28. Toutefois, d’une part, il ne résulte pas de l’instruction que la société MSE Le Vieux Moulin soit propriétaire des terrains sur lesquels devraient être plantées ces haies ou qu’elle dispose pour ce faire de l’autorisation des propriétaires. Il n’est ainsi pas établi que les prescriptions dont est assorti l’arrêté puissent être mises en œuvre. D’autre part, compte tenu de ce qui a été dit aux points 17 à 20, eu égard à l’impact que pourra avoir le projet en litige sur les chiroptères et l’avifaune sensible présente sur le site, en particulier le busard cendré et œdicnème criard ainsi qu’au délai nécessaire pour que ces haies nouvelles offrent un nouveau refuge à ces espèces, l’autorité administrative, en n’imposant pas la réalisation des haies destinées à limiter les impacts du projet sur ces espèces avant la mise en service des installations, a entaché son arrêté d’une erreur d’appréciation.
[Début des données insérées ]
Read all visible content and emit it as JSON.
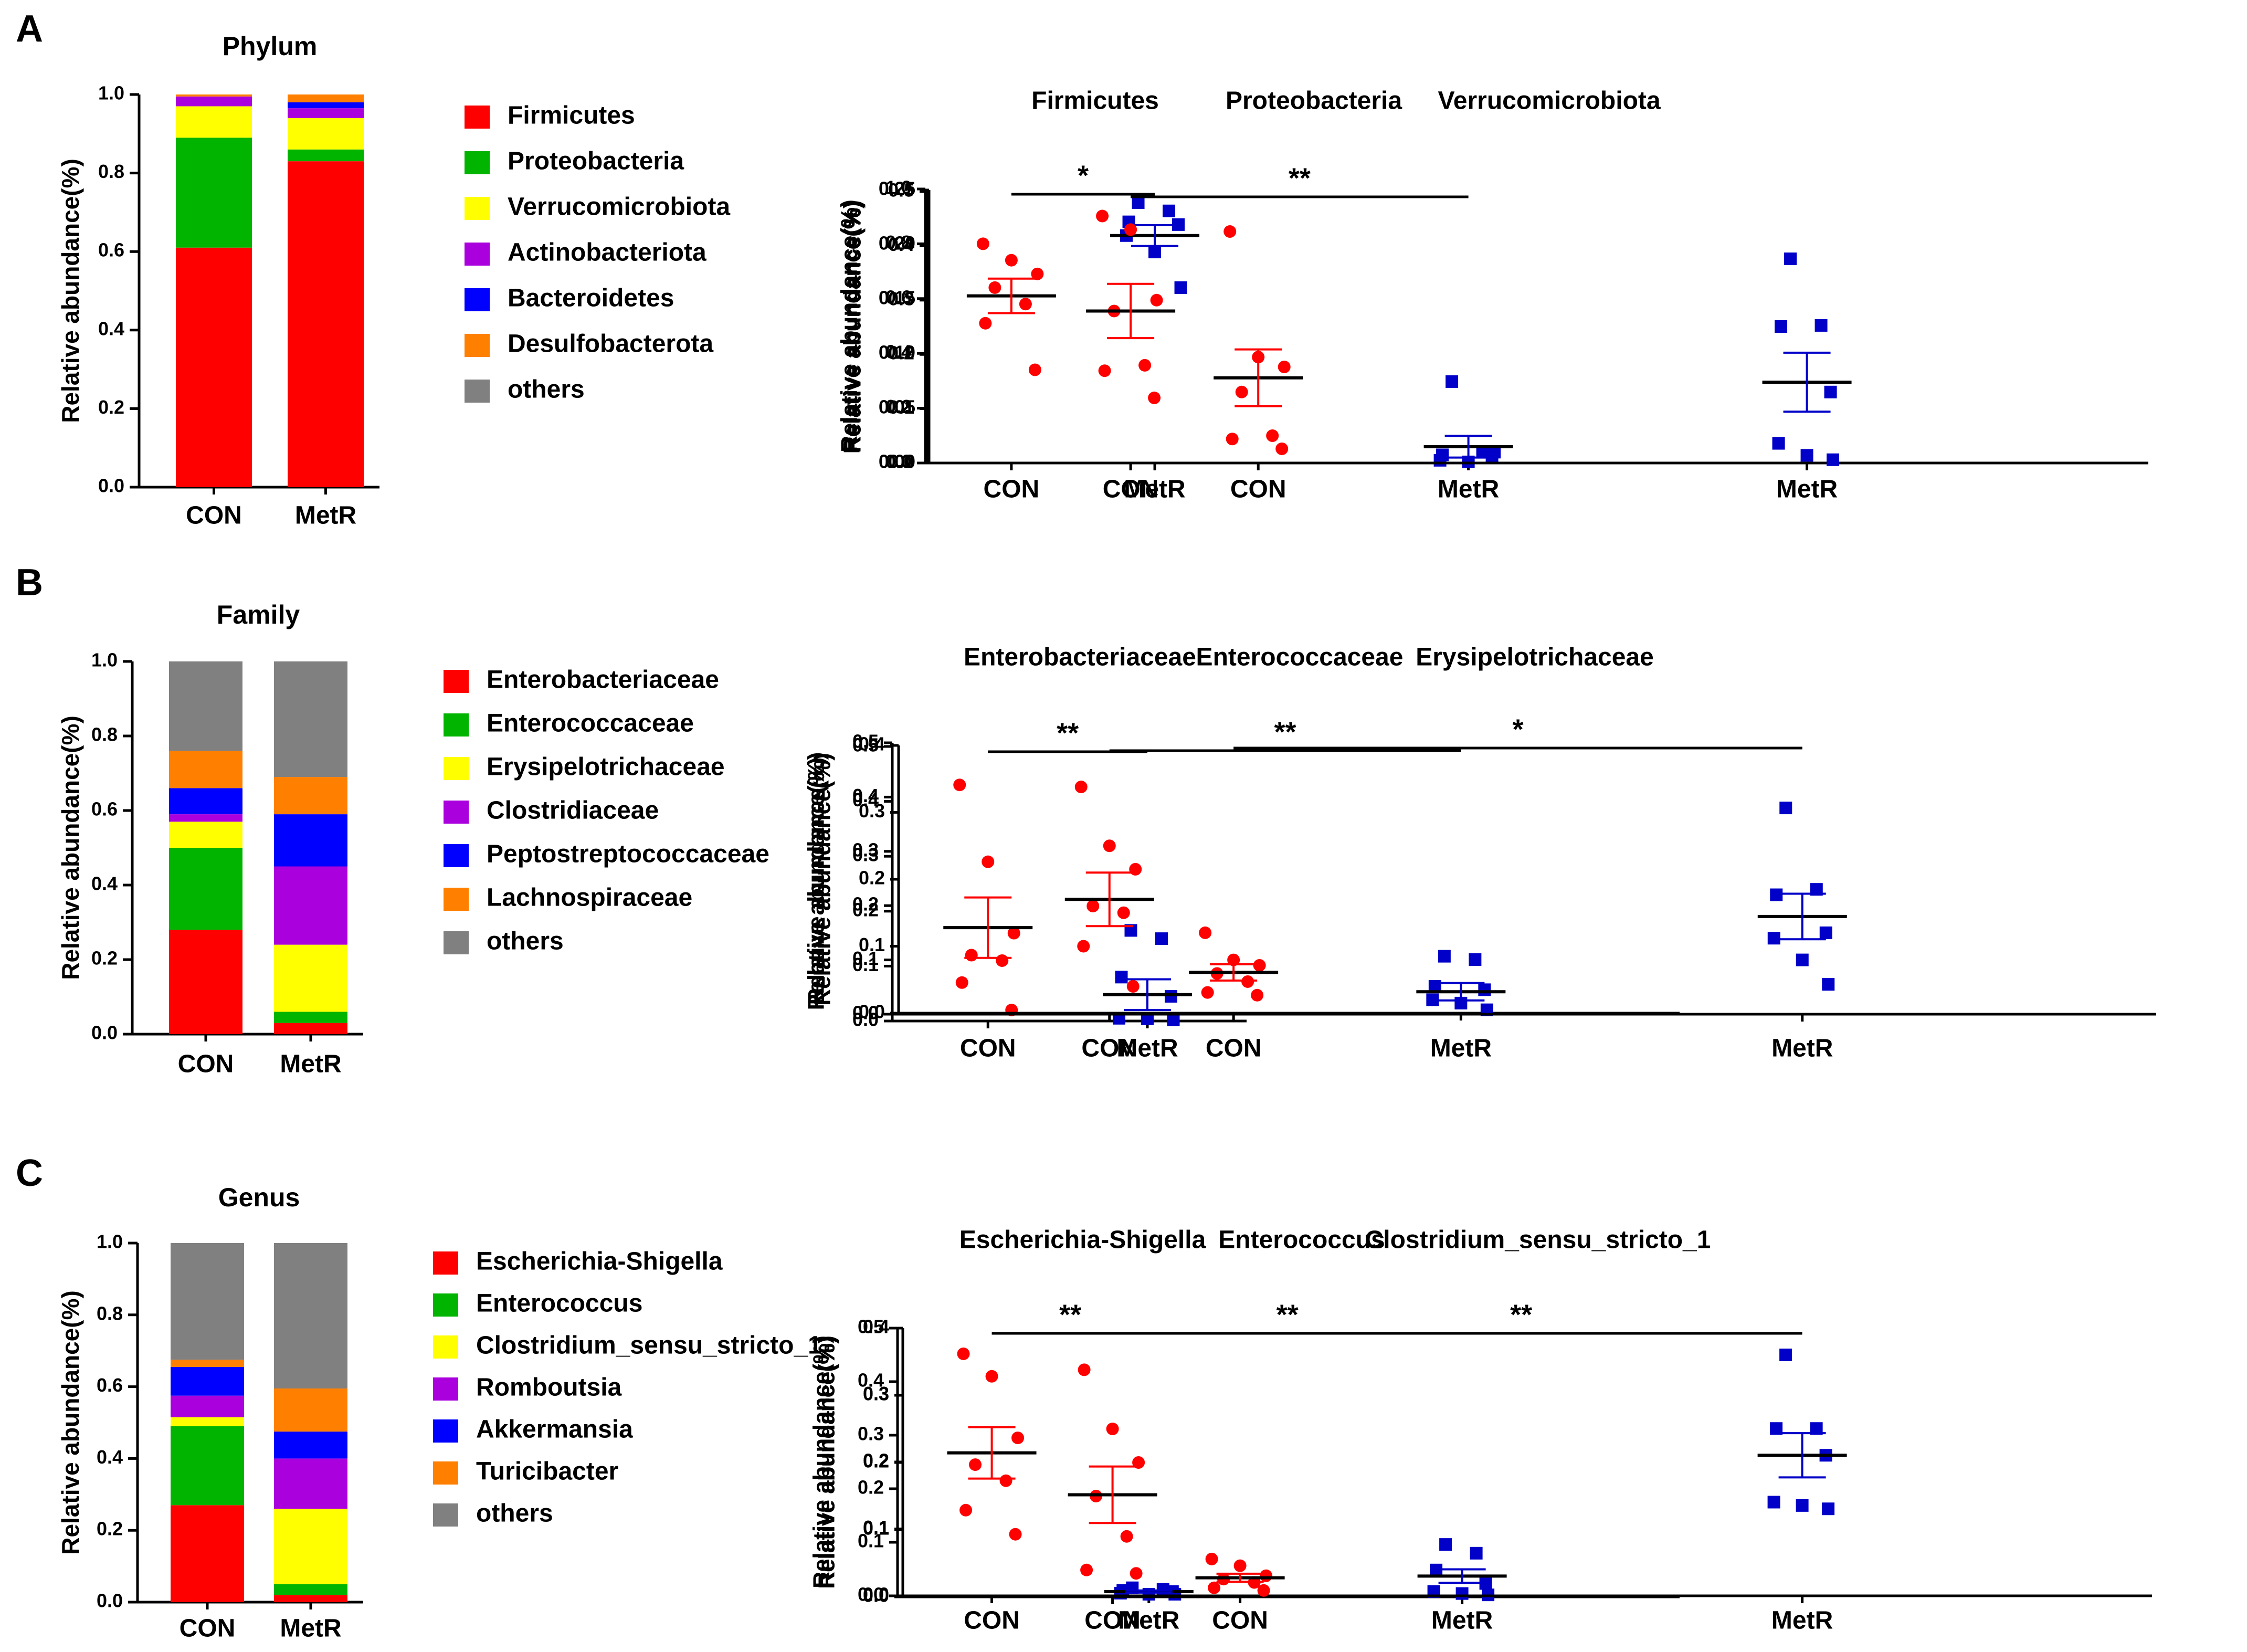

Il résulte également de l’instruction, et en particulier des photomontages produits par la pétitionnaire en juin 2016, que malgré la mise en place de haies végétales, l’impact du parc éolien projeté restera sensible sur l’église de Genouillé, l’église de Surin et le château de Cibioux dont trois des éoliennes (E9, E10 et E11) seront particulièrement visibles depuis la terrasse de ce monument. En outre, la réalisation de ces barrières végétales destinées à restreindre la vue du parc éolien depuis ces monuments, nécessitera plusieurs années alors qu’aucune mesure n’est prévue durant les premières années de fonctionnement de ce parc éolien. Dans ces conditions, en assortissant l’arrêté attaqué d’une prescription insuffisante à prévenir l’atteinte portée par le projet en litige au patrimoine architectural, à l’avifaune et aux chiroptères, les préfets de la Vienne et de la Charente ont fait une inexacte application des dispositions précitées de l’article L. 512-1 du code de l’environnement.
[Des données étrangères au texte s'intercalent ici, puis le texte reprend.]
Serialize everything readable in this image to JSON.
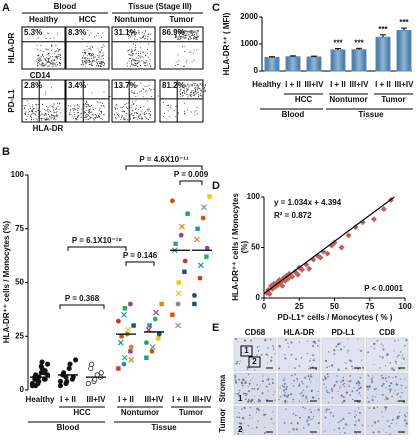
{
  "panel_labels": [
    "A",
    "B",
    "C",
    "D",
    "E"
  ],
  "panel_a": {
    "sections": [
      "Blood",
      "Tissue (Stage III)"
    ],
    "samples": [
      "Healthy",
      "HCC",
      "Nontumor",
      "Tumor"
    ],
    "rows": [
      {
        "y": "HLA-DR",
        "x": "CD14"
      },
      {
        "y": "PD-L1",
        "x": "HLA-DR"
      }
    ],
    "percents": [
      [
        "5.3%",
        "8.3%",
        "31.1%",
        "86.9%"
      ],
      [
        "2.8%",
        "3.4%",
        "13.7%",
        "81.2%"
      ]
    ]
  },
  "chart_data": [
    {
      "type": "bar",
      "ylabel": "HLA-DR⁺⁺ ( MFI)",
      "categories": [
        "Healthy",
        "I + II",
        "III+IV",
        "I + II",
        "III+IV",
        "I + II",
        "III+IV"
      ],
      "group_labels": [
        "HCC",
        "Nontumor",
        "Tumor"
      ],
      "section_labels": [
        "Blood",
        "Tissue"
      ],
      "values": [
        500,
        530,
        520,
        780,
        790,
        1250,
        1500
      ],
      "errors": [
        30,
        30,
        30,
        50,
        50,
        90,
        90
      ],
      "stars": [
        null,
        null,
        null,
        "***",
        "***",
        "***",
        "***"
      ],
      "color": "#5b8fbd",
      "ylim": [
        0,
        2000
      ],
      "yticks": [
        0,
        1000,
        2000
      ]
    },
    {
      "type": "strip",
      "ylabel": "HLA-DR⁺⁺ cells / Monocytes (%)",
      "categories": [
        "Healthy",
        "I + II",
        "III+IV",
        "I + II",
        "III+IV",
        "I + II",
        "III+IV"
      ],
      "group_labels": [
        "HCC",
        "Nontumor",
        "Tumor"
      ],
      "section_labels": [
        "Blood",
        "Tissue"
      ],
      "points": [
        [
          2,
          3,
          4,
          5,
          5,
          6,
          7,
          8,
          10,
          12,
          3,
          4,
          6,
          8,
          9,
          5,
          2,
          11,
          13,
          7
        ],
        [
          2,
          3,
          4,
          5,
          6,
          7,
          8,
          10,
          12,
          14,
          4,
          6
        ],
        [
          3,
          4,
          5,
          6,
          8,
          10,
          12,
          7
        ],
        [
          10,
          12,
          15,
          18,
          20,
          22,
          25,
          26,
          28,
          30,
          32,
          35,
          38,
          40,
          14
        ],
        [
          15,
          18,
          20,
          24,
          26,
          28,
          30,
          33,
          36,
          40,
          22
        ],
        [
          35,
          40,
          45,
          55,
          60,
          65,
          68,
          72,
          76,
          82,
          88,
          30,
          50
        ],
        [
          40,
          52,
          58,
          62,
          66,
          70,
          75,
          80,
          85,
          90,
          44
        ]
      ],
      "means": [
        6,
        7,
        6,
        26,
        27,
        65,
        65
      ],
      "annotations": [
        "P = 0.368",
        "P = 6.1X10⁻¹⁸",
        "P = 0.146",
        "P = 4.6X10⁻¹¹",
        "P = 0.009"
      ],
      "palette": [
        "#c0392b",
        "#2e86c1",
        "#27ae60",
        "#8e44ad",
        "#e67e22",
        "#16a085",
        "#d35400",
        "#7f8c8d",
        "#f1c40f",
        "#1a5276"
      ],
      "ylim": [
        0,
        100
      ],
      "yticks": [
        0,
        25,
        50,
        75,
        100
      ]
    },
    {
      "type": "scatter",
      "xlabel": "PD-L1⁺ cells / Monocytes ( % )",
      "ylabel": [
        "HLA-DR⁺⁺ cells / Monocytes",
        "(%)"
      ],
      "x": [
        2,
        3,
        4,
        5,
        6,
        7,
        8,
        9,
        10,
        11,
        12,
        13,
        14,
        15,
        16,
        17,
        18,
        20,
        22,
        24,
        25,
        27,
        30,
        32,
        35,
        38,
        40,
        42,
        45,
        48,
        50,
        55,
        60,
        65,
        70,
        78,
        85,
        90
      ],
      "y": [
        5,
        8,
        4,
        12,
        9,
        14,
        11,
        15,
        13,
        18,
        16,
        12,
        20,
        17,
        22,
        19,
        24,
        21,
        26,
        23,
        30,
        28,
        33,
        29,
        38,
        42,
        40,
        46,
        44,
        52,
        55,
        50,
        62,
        70,
        75,
        78,
        88,
        97
      ],
      "fit": {
        "slope": 1.034,
        "intercept": 4.394
      },
      "equation": "y = 1.034x + 4.394",
      "r2": "R² = 0.872",
      "p_value": "P < 0.0001",
      "color": "#c0605a",
      "xlim": [
        0,
        100
      ],
      "xticks": [
        0,
        25,
        50,
        75,
        100
      ],
      "ylim": [
        0,
        100
      ],
      "yticks": [
        0,
        50,
        100
      ]
    }
  ],
  "panel_e": {
    "headers": [
      "CD68",
      "HLA-DR",
      "PD-L1",
      "CD8"
    ],
    "rows": [
      "Stroma",
      "Tumor"
    ],
    "insets": [
      "1",
      "2"
    ]
  }
}
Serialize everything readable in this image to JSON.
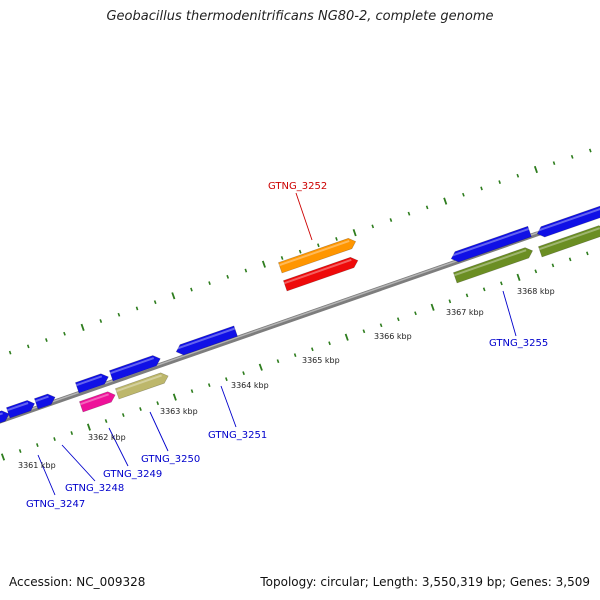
{
  "title": "Geobacillus thermodenitrificans NG80-2, complete genome",
  "accession": "Accession: NC_009328",
  "topology": "Topology: circular; Length: 3,550,319 bp; Genes: 3,509",
  "colors": {
    "backbone": "#8c8c8c",
    "tick": "#2e7d1e",
    "label_blue": "#0000cc",
    "label_red": "#cc0000",
    "gene_blue": "#1010e6",
    "gene_orange": "#ff9600",
    "gene_red": "#ee0a0a",
    "gene_olive": "#6b8e23",
    "gene_khaki": "#bdb76b",
    "gene_magenta": "#ee1199"
  },
  "kbp_labels": [
    "3361 kbp",
    "3362 kbp",
    "3363 kbp",
    "3364 kbp",
    "3365 kbp",
    "3366 kbp",
    "3367 kbp",
    "3368 kbp"
  ],
  "gene_labels": [
    {
      "text": "GTNG_3247",
      "color": "blue"
    },
    {
      "text": "GTNG_3248",
      "color": "blue"
    },
    {
      "text": "GTNG_3249",
      "color": "blue"
    },
    {
      "text": "GTNG_3250",
      "color": "blue"
    },
    {
      "text": "GTNG_3251",
      "color": "blue"
    },
    {
      "text": "GTNG_3252",
      "color": "red"
    },
    {
      "text": "GTNG_3255",
      "color": "blue"
    }
  ]
}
29. Il résulte de tout ce qui précède que ni la société MSE Le Vieux Moulin ni le ministre de l’environnement, de l’énergie et de la mer ne sont fondés à se plaindre de ce que, par le jugement attaqué, le tribunal administratif de Poitiers a annulé l’arrêté du 21 février 2013.
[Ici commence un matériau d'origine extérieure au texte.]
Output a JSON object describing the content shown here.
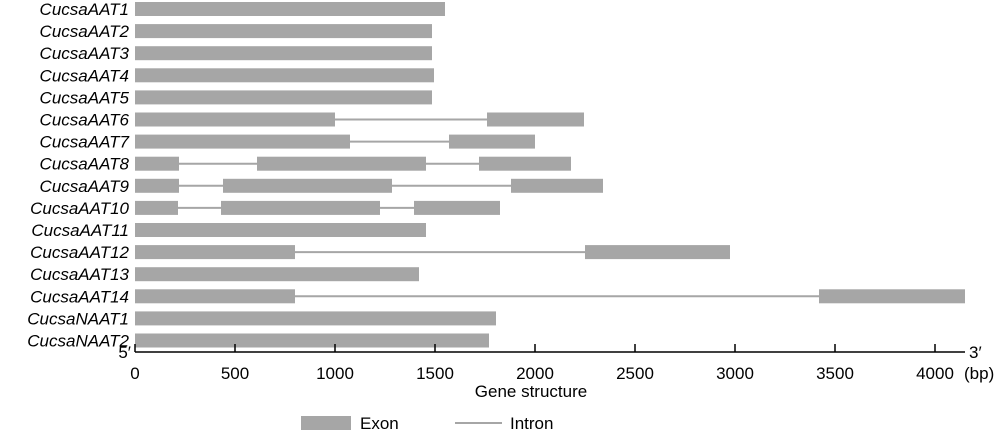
{
  "chart_data": {
    "type": "gene-structure",
    "xlabel": "Gene structure",
    "unit": "(bp)",
    "end_left": "5′",
    "end_right": "3′",
    "xlim": [
      0,
      4150
    ],
    "ticks": [
      "0",
      "500",
      "1000",
      "1500",
      "2000",
      "2500",
      "3000",
      "3500",
      "4000"
    ],
    "legend": {
      "exon": "Exon",
      "intron": "Intron"
    },
    "colors": {
      "exon": "#a6a6a6",
      "intron": "#a6a6a6",
      "axis": "#000000"
    },
    "genes": [
      {
        "name": "CucsaAAT1",
        "exons": [
          [
            0,
            1550
          ]
        ]
      },
      {
        "name": "CucsaAAT2",
        "exons": [
          [
            0,
            1485
          ]
        ]
      },
      {
        "name": "CucsaAAT3",
        "exons": [
          [
            0,
            1485
          ]
        ]
      },
      {
        "name": "CucsaAAT4",
        "exons": [
          [
            0,
            1495
          ]
        ]
      },
      {
        "name": "CucsaAAT5",
        "exons": [
          [
            0,
            1485
          ]
        ]
      },
      {
        "name": "CucsaAAT6",
        "exons": [
          [
            0,
            1000
          ],
          [
            1760,
            2245
          ]
        ]
      },
      {
        "name": "CucsaAAT7",
        "exons": [
          [
            0,
            1075
          ],
          [
            1570,
            2000
          ]
        ]
      },
      {
        "name": "CucsaAAT8",
        "exons": [
          [
            0,
            220
          ],
          [
            610,
            1455
          ],
          [
            1720,
            2180
          ]
        ]
      },
      {
        "name": "CucsaAAT9",
        "exons": [
          [
            0,
            220
          ],
          [
            440,
            1285
          ],
          [
            1880,
            2340
          ]
        ]
      },
      {
        "name": "CucsaAAT10",
        "exons": [
          [
            0,
            215
          ],
          [
            430,
            1225
          ],
          [
            1395,
            1825
          ]
        ]
      },
      {
        "name": "CucsaAAT11",
        "exons": [
          [
            0,
            1455
          ]
        ]
      },
      {
        "name": "CucsaAAT12",
        "exons": [
          [
            0,
            800
          ],
          [
            2250,
            2975
          ]
        ]
      },
      {
        "name": "CucsaAAT13",
        "exons": [
          [
            0,
            1420
          ]
        ]
      },
      {
        "name": "CucsaAAT14",
        "exons": [
          [
            0,
            800
          ],
          [
            3420,
            4150
          ]
        ]
      },
      {
        "name": "CucsaNAAT1",
        "exons": [
          [
            0,
            1805
          ]
        ]
      },
      {
        "name": "CucsaNAAT2",
        "exons": [
          [
            0,
            1770
          ]
        ]
      }
    ]
  }
}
Sur les conclusions tendant à l’application de l’article L. 761-1 du code de justice administrative :
30. Ces dispositions font obstacle à ce qu’il soit fait droit aux conclusions présentées par la société MSE Le Vieux Moulin sur leur fondement.
31. Dans les circonstances de l’espèce, il y a lieu de mettre à la charge de l’Etat et de la société MSE le Vieux Moulin une somme de 1 000 euros chacun à verser à l’association Vent Funeste au titre des frais exposés par elle et non compris dans les dépens.
DECIDE :
Article 1er : La requête de la société MSE Le Vieux Moulin et le recours de l’État sont rejetés.
Article 2 : La société MSE Le Vieux Moulin et l’Etat verseront chacun une somme de 1 000 euros à l’association Vent Funeste au titre de l’article L. 761-1 du code de justice administrative.
Article 3 : Le surplus des conclusions des parties est rejeté.